A few gentle points:
(a) You mention that the NVidia docs push people to use libraries, etc. to really get high performance CUDA kernels, rather than writing them themselves. My argument would be that SIMD is exactly the same - they're something really that are perfect if you're writing a BLAS implementation but are too low level for most developers thinking about a problem to make use of.
(b) You show a problem where autovectorisation fails because of branching, and jump straight to intrinsics as the solution which you basically say are ugly. Looking at the intrinsic code, you're using a mask to deal with the branching. But there's a middle ground - almost always you would want to try restructuring the problem, e.g. splitting up loops and adding masks where there's conditions - i.e. lean into the SIMD paradigm. This would also be the same advice in CUDA.
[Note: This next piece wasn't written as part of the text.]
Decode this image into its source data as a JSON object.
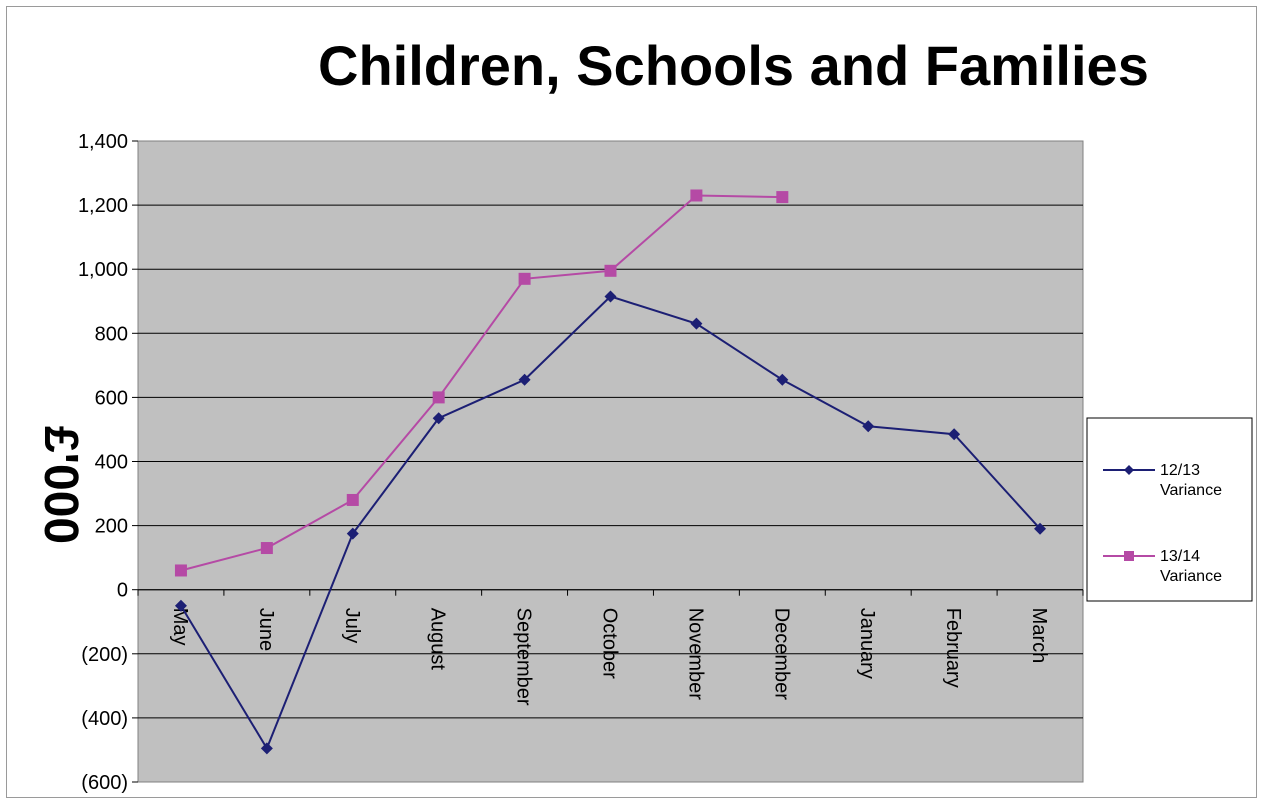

(c) As you've found, GCC actually performs quite poorly for x86-64 optimisations compared to Intel. It's not always clear cut though, the Intel Compiler for e.g. sacrifices IEEE 764 float precision and go down to ~14 digits of precision in it's defaults, because it sets the flag `-fp-model=fast -fma`. This is true of both the legacy and new Intel compiler. If you switch to `-fp-model=strict` then you may find that the results are closer.
(d) AVX512 is quite hardware specific. Some processors execute these instructions much better than others. It's really a collection of extensions, and you get frequency downclocking that's better/worse on different processors as these instructions are executed.